Outra razão que tem influenciado o avanço das queimadas é a retirada da mata do Pantanal para produzir carvão para carvoarias.
IHU On-Line – Quais as consequências caso o fogo se espalhe?
Paulo Teixeira – As consequências são a perda da biodiversidade e prejuízos para a pecuária local, a qual já está abalada.

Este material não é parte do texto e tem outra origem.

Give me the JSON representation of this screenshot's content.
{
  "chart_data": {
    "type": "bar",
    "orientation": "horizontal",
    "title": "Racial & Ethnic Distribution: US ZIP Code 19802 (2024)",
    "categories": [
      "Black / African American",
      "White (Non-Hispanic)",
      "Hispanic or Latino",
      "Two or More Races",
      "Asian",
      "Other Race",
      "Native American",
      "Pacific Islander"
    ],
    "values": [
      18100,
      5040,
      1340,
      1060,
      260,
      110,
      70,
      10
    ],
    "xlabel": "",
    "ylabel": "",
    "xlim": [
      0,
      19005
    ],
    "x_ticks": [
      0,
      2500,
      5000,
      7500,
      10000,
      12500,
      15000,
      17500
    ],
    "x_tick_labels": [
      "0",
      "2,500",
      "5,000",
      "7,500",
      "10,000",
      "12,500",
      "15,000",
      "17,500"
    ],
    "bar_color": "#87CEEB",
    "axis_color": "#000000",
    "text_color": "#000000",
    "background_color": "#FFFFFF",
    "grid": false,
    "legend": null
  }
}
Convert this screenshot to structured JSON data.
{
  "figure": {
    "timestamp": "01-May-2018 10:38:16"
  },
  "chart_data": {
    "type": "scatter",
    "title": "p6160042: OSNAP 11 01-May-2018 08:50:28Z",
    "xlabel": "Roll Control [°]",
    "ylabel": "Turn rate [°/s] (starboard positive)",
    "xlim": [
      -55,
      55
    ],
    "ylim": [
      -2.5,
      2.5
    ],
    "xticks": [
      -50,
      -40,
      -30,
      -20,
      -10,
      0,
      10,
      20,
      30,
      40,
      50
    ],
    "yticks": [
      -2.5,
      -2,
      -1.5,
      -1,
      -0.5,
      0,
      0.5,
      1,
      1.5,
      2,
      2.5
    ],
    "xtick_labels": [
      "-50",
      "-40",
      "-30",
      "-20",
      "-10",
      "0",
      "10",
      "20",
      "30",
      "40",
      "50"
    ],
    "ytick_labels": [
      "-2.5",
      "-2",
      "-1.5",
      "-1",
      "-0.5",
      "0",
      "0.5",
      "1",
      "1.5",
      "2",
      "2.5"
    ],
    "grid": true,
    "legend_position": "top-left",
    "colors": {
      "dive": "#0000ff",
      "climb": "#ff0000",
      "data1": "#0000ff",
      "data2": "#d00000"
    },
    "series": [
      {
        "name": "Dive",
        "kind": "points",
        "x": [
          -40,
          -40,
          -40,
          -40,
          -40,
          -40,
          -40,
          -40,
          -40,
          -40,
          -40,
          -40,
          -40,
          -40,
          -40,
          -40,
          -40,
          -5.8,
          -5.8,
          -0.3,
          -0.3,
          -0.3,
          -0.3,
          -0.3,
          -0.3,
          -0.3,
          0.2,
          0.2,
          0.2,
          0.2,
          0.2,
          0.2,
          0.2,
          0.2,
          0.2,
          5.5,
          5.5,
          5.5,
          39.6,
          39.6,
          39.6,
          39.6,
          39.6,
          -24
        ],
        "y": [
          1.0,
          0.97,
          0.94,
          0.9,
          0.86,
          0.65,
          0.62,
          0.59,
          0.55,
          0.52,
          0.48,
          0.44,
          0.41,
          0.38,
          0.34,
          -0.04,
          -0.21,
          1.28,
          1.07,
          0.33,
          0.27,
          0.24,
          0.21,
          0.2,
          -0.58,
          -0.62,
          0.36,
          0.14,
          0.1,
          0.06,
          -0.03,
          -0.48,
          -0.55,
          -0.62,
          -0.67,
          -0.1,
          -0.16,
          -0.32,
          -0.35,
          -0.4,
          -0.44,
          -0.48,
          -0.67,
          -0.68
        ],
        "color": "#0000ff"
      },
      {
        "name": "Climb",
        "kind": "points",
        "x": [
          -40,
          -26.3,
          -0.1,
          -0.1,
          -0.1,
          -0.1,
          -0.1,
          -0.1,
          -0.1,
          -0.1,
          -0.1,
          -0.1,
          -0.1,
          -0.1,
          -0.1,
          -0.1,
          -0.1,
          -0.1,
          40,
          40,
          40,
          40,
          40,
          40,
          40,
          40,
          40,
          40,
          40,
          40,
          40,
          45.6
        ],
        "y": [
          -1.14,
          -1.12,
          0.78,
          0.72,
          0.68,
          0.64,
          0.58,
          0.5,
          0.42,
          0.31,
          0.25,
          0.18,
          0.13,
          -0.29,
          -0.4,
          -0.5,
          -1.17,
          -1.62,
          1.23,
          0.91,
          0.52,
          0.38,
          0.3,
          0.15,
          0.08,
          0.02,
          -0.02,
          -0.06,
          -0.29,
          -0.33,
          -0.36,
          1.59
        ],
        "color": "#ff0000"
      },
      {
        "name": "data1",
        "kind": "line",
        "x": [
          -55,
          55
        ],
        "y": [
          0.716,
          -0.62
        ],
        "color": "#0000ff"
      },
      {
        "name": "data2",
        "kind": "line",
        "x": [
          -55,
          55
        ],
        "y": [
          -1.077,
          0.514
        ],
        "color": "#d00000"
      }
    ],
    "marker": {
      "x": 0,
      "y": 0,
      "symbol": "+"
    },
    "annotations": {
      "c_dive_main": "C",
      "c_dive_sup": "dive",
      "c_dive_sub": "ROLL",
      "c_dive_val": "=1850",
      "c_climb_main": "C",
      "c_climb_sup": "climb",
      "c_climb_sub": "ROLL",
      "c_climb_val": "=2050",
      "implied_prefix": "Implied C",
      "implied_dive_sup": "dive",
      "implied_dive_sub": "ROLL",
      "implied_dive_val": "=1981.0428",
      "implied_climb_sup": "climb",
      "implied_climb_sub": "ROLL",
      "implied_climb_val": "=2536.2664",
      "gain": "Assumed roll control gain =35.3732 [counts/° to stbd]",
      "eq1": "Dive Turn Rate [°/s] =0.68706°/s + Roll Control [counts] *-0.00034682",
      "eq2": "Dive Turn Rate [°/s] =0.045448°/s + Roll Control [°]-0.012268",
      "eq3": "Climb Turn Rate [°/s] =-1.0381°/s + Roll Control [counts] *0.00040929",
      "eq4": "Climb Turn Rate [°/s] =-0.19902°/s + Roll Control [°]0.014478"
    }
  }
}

A questão do fogo no Pantanal não é incomum. Alguns pesquisadores inclusive advogam a questão da queimada controlada no Pantanal. Há uma controvérsia na região a respeito de dever ou não ser permitido fazer queimadas controladas, as quais vêm sendo feitas há alguns anos. Não é a queimada em si que geraria o problema, mas a forma descontrolada e o volume de fogo que está acontecendo neste momento.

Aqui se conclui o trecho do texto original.